Some 240 workers are to be made redundant at THQ as the company embarks on a sweeping cost-cutting operation.
The company is preparing to axe more than ten per cent of staff, primarily in non-development divisions. CEO Brian Farrell – who has faced calls to resign – will have his salary halved, from $720,000 to $360,000.
The major restructuring comes after THQ’s big risks in the kids’ licensed games market failed to pay off.
THQ said that the reorganisation cost $11 million, primarily in severance costs for affected employees. The cuts will adjust the company’s operating expenses “to better align with the expected revenues under the updated strategy".
The publisher, which currently employs around 1,700 people, has also been threatened with a Nasdaq delisting.
Over the next two months the company will implement the majority of its restructure, with the entire operation to be completed by September 30th.
Despite having released successful titles last year, THQ has recently found itself engulfed by rumours of layoffs as a result of poor performance.
Yesterday the company announced it had been threatened with delisting from the Nasdaq stock exchange.
THQ’s fortunes downturned sharply following the release of its casual product, U Draw.
“U Draw performed OK in the US when it first arrived in 2010, and performed solidly in Europe in early 2011. But when THQ relaunched the platform over Christmas last year, which included versions for PS3 and Xbox 360, revenues were well below expectations," says MCV deputy editor Chris Dring.

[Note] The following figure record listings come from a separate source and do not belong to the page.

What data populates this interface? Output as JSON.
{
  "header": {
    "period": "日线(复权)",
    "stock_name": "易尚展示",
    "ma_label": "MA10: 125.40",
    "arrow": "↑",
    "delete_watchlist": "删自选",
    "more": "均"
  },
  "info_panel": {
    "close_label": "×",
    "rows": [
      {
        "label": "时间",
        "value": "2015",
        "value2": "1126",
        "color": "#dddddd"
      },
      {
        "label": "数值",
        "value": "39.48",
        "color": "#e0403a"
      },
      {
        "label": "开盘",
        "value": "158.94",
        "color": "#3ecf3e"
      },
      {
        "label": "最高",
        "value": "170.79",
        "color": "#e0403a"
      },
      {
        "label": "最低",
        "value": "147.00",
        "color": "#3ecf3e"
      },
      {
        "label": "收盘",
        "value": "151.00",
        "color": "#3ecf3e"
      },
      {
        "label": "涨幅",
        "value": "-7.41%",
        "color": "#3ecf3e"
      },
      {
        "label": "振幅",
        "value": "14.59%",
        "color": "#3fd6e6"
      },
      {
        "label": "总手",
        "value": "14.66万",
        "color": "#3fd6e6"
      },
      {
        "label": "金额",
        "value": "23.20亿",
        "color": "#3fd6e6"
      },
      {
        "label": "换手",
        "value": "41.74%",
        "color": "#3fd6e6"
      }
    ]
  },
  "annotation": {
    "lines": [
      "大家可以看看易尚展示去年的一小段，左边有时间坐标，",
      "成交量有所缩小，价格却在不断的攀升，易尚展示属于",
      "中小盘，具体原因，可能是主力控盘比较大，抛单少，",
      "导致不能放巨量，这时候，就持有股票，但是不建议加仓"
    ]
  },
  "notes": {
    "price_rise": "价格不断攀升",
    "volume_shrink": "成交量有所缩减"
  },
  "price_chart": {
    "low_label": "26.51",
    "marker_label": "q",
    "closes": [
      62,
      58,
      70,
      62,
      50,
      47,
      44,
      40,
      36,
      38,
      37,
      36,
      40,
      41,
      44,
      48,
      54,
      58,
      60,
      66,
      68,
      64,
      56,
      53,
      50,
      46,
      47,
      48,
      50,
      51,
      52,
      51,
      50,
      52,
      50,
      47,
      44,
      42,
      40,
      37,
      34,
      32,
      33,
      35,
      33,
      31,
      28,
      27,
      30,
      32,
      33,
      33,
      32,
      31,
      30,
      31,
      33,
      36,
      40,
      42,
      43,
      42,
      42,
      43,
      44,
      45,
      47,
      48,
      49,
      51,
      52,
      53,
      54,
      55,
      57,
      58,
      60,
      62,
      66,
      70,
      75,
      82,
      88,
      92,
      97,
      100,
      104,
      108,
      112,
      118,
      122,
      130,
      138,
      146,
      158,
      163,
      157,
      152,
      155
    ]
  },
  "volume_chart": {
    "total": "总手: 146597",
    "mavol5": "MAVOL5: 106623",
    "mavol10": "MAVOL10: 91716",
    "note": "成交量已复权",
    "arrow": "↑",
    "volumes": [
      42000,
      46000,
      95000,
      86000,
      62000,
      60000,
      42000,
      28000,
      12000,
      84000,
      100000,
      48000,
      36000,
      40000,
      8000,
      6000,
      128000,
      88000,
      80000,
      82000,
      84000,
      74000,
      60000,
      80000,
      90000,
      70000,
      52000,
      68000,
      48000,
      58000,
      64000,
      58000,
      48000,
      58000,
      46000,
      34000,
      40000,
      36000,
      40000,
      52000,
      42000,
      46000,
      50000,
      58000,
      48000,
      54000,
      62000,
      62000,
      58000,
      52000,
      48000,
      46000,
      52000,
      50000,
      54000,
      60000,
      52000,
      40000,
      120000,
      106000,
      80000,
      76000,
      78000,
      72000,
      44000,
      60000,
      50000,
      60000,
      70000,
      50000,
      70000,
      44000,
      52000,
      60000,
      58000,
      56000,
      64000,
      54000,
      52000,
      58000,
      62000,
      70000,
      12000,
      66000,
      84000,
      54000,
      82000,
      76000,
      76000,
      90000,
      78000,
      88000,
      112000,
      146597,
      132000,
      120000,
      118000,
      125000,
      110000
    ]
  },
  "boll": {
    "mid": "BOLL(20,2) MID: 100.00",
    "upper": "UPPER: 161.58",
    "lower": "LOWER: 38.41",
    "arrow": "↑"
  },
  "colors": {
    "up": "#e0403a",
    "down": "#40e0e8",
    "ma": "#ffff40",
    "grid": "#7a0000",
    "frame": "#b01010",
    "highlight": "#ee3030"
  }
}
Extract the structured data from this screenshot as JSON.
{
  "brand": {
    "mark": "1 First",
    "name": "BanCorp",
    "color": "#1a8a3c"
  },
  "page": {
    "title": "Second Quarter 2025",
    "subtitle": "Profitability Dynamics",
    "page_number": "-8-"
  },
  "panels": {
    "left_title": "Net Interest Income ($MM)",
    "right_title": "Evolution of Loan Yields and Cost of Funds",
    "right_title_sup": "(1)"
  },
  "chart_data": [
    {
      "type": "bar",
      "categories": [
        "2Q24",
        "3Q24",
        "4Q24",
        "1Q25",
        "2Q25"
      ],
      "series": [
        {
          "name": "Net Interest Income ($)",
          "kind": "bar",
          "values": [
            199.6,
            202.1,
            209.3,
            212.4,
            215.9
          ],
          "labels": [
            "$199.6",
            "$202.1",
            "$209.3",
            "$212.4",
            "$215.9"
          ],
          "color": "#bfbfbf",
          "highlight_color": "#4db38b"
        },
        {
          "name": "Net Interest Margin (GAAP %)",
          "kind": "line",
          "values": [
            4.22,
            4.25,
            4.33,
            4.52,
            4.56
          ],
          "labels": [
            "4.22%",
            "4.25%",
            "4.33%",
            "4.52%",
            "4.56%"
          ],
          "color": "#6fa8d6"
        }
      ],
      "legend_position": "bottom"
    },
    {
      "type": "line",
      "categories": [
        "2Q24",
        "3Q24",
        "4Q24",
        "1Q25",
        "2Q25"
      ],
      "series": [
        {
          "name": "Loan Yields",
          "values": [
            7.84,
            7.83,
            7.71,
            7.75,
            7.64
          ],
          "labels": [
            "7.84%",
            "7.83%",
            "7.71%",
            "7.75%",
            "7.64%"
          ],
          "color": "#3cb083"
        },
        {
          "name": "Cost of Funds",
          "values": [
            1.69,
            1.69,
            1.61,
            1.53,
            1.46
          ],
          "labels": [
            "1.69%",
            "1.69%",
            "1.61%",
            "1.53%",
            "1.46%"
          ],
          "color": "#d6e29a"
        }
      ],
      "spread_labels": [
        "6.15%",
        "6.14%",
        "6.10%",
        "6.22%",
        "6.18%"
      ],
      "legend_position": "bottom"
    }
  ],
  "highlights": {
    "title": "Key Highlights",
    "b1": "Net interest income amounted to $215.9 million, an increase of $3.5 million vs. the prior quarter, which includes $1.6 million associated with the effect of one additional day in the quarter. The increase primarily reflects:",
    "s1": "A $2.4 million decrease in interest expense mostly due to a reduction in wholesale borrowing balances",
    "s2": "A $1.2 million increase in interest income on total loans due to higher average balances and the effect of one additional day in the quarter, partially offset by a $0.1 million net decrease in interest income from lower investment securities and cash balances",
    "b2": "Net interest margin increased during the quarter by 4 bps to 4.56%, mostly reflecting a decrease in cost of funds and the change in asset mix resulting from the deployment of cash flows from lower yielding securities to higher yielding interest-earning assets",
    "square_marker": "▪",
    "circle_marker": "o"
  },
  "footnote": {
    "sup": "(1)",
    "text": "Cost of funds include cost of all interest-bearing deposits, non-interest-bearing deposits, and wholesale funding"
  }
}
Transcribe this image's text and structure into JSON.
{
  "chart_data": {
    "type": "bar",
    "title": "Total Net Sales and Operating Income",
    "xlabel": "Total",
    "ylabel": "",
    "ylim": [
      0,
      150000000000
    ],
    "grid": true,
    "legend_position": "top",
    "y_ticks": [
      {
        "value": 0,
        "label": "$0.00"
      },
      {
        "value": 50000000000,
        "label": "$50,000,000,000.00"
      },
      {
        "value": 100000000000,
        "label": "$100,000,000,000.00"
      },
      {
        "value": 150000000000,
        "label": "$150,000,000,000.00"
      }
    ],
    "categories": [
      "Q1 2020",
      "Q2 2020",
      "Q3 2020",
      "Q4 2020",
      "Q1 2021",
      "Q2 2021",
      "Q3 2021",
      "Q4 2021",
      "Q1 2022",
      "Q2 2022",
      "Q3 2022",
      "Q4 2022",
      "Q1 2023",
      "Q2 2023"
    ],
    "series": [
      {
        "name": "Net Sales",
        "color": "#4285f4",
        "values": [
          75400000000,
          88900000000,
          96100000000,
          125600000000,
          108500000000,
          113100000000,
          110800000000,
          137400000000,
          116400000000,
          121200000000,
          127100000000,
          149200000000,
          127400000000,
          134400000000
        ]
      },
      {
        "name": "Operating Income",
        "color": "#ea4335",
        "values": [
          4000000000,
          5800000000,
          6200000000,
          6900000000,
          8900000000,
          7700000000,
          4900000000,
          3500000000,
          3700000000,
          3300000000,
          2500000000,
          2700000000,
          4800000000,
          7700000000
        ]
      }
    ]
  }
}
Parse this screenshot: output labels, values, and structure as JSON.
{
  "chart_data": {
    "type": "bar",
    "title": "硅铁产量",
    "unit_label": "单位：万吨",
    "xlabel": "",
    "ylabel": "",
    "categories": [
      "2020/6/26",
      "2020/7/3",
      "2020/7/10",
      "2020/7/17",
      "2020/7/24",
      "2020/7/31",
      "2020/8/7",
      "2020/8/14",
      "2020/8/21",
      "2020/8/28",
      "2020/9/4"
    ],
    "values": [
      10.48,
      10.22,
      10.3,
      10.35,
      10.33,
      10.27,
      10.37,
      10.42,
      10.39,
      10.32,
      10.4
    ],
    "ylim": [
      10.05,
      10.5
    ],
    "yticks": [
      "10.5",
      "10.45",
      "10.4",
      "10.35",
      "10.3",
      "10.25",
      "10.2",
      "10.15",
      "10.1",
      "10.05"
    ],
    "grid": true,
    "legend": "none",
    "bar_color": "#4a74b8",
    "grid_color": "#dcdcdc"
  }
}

"That led THQ to lay off staff from the development team, including kids, family and casual boss Martin Good."
In the past twelve months THQ has closed several games studios across the globe as part of a cost-cutting operation.
Kaos in New York, as well as studios in the UK and Australia, have all been emptied.
THQ appears to be betting the bank on its subsidised Montreal mega-studio, which is planned to house several hundred developers to make a range of triple-A games in tandem.